Partecipazione. Approvata una delega per introdurre in Italia forme di partecipazione dei lavoratori nella vita dell’impresa sulle linee della direttiva europea; fra le varie forme di partecipazione anche quella agli utili o al capitale dell’impresa, all’attuazione e al risultato dei piani industriali, al controllo sull’andamento o su determinate scelte di gestione aziendali.

Fondi Aspi per avvio attività. Il lavoratore che perde il posto potrà usare i fondi dell’Aspi (l’indennità di disoccupazione) per avviare un’attività autonoma o un’impresa o associarsi in cooperativa. La misura è sperimentale e la sperimentazione durerà tre anni.

Congedi parentali padri. Un giorno di congedo è obbligatorio mentre gli altri due giorni sono facoltativi “previo accordo con la madre e in sua sostituzione”. Inoltre, la possibilità di usufruire di voucher per le baby itter (in alternativa al congedo parentale per gli 11 mesi successivi al termine del periodo di maternità) viene estesa anche al pagamento delle rate dell’asilo.

Dimissioni in bianco. Aumentano le misure per contrastare il fenomeno. Predisposte due modalità per certificare l’autenticità delle dimissioni firmate ‘in biancò dalla lavoratrice e rafforzato il diritto al ripensamento.

Voucher in agricoltura. Il voucher in agricoltura potrà essere usato dalle aziende con un fatturato inferiore ai 7 mila euro. Sopra questo tetto esso sarà consentito solo per l’impiego di studenti sotto i 25 anni e per i pensionati (e non più anche per le casalinghe). Rimangono esclusi gli iscritti alle liste nominative. Inoltre viene introdotto il valore orario dei voucher che sarà stabilito periodicamente dopo il confronto con le parti sociali.

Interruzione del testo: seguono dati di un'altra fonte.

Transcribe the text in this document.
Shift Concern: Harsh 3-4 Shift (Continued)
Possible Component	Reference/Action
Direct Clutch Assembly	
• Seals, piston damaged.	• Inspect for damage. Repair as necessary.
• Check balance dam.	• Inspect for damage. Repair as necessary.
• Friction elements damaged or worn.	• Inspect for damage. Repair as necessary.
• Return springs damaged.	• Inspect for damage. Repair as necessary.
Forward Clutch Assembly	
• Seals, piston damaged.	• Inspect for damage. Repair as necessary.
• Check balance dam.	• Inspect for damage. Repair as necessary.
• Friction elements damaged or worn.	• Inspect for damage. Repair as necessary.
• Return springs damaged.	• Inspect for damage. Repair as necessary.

Stop sussidi mafiosi e terroristi. Niente pensione, sussidio di disoccupazione, assegno di invalidità per chi sta scontando pene per reati di terrorismo, eversione, mafia e strage. Una volta scontata la pena, la persona condannata potrà nuovamente accedere alle prestazioni.
Deducibilità Irpef affitti. Viene ridotto il taglio della deducibilità a fini Irpef dei redditi da locazione. l ddl prevedeva una taglio della deducibilità dall’attuale 15% al 5%, mentre ora il taglio sarà un pò più contenuto: al 7%.

Parità stipendi uomo-donna. Entro un anno il governo si impegna a “definire e programmare, d’intesa e in stretta collaborazione con le parti sociali, misure concrete” per superare “definitivamente entro il 31 dicembre 2016” il divario retributivo tra uomini e donne.